Son étude, menée au Nouveau-Brunswick sur 304 personnes atteintes de la SLA et 1207 individus contrôles, montre que la chance de développer la SLA augmente «significativement» chez les personnes exposées au dioxyde de soufre dans les cinq et dix ans qui précèdent l'apparition des symptômes. 

Fait d'autant plus préoccupant, cette réalité était toute aussi vraie pour les personnes exposées à des niveaux quatre fois moins élevés que la norme jugée sécuritaire.

«Peut-être que les normes d'émissions sont arbitraires. […] Ce serait à réviser peut-être à nouveau», note le Pr Saucier, qui travaille à l'Université de Moncton.

Suivant ses recherches, le Pr Saucier précise qu'il doit toujours déterminer si le dioxyde de soufre est un facteur qui, combiné à d'autres, cause la SLA ou s'il accélère le développement de la maladie qui est déjà présente.

Les résultats de Daniel Saucier ont été cités plusieurs fois dans les documents de la santé publique que nous avons obtenus. Questionnée à ce sujet, la Dre Samson dit s'attarder à la science émergente dans le domaine, dont cette étude.
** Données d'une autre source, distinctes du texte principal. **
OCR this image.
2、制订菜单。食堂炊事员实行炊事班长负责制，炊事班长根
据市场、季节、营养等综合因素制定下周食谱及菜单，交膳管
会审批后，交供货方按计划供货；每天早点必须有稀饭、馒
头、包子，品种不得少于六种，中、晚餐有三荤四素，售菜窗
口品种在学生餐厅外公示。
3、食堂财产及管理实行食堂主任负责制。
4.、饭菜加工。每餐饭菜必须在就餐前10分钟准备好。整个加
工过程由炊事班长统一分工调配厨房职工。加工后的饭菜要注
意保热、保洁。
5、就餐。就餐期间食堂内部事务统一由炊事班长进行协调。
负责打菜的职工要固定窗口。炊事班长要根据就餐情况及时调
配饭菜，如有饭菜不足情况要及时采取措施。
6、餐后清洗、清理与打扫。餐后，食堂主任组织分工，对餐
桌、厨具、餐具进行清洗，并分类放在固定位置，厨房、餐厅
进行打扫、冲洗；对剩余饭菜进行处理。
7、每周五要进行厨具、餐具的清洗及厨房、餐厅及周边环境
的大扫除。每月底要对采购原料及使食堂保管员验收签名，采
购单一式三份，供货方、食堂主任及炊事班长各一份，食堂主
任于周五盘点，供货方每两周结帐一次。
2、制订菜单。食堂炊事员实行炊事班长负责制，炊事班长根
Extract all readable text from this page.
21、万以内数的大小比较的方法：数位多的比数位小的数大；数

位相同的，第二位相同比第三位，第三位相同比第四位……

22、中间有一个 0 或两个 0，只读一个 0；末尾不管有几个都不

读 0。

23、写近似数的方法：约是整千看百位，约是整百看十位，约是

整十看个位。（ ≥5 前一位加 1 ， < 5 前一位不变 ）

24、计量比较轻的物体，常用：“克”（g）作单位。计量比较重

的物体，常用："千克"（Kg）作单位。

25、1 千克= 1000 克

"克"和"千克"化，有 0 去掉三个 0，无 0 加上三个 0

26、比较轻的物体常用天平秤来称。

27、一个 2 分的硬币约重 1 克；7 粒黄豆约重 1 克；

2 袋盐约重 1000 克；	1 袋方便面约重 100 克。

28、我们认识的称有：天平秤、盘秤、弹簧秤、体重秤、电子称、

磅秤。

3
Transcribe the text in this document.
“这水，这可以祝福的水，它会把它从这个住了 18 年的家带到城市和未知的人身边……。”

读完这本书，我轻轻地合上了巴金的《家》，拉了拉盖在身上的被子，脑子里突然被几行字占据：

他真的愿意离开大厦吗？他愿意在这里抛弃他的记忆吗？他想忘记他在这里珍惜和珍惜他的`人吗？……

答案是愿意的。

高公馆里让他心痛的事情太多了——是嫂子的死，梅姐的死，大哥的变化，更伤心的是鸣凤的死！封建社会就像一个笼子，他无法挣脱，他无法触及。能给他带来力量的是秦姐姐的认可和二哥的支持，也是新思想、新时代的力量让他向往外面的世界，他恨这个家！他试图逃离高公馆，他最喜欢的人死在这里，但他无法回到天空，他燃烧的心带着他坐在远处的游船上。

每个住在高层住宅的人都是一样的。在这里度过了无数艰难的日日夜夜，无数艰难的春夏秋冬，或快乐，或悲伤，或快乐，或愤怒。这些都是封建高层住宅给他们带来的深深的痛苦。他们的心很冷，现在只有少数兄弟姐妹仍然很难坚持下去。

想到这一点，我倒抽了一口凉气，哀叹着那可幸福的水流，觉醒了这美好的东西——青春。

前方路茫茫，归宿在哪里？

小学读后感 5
Craintes très tôt dans la Capitale-Nationale

Une autre demande d'accès à l'information nous a permis d'obtenir des courriels et des documents de la santé publique de la Capitale-Nationale, responsable d'une enquête similaire dans Charlevoix après des révélations des médias de Québecor sur un possible excès de cas dans une région qui compte aussi une usine de pâtes et papiers.

La santé publique de l'endroit a interpellé celle de l'Estrie en février, sept mois avant le début de la situation à Charlevoix, parce qu'elle craignait de vivre une réalité similaire à l'Estrie en raison de la présence d'usines semblables sur son territoire. À ce moment, l'Estrie était au début de son enquête.

L'inquiétude initiale visait toutefois une papetière dans la ville de Québec, et non pas celle de Charlevoix.

En septembre, toutefois, une médecin spécialiste en santé publique de la Capitale-Nationale prévoyait que «les papetières vont être mises à l'agenda dans plusieurs régions».

La santé publique de l'Estrie aide, à certains niveaux, celle de Charlevoix dans son enquête. Si celle de Charlevoix montre un excès de cas qui pourrait être lié à la présence de l'usine de pâtes et papiers, l'Estrie pourrait réagir en conséquence.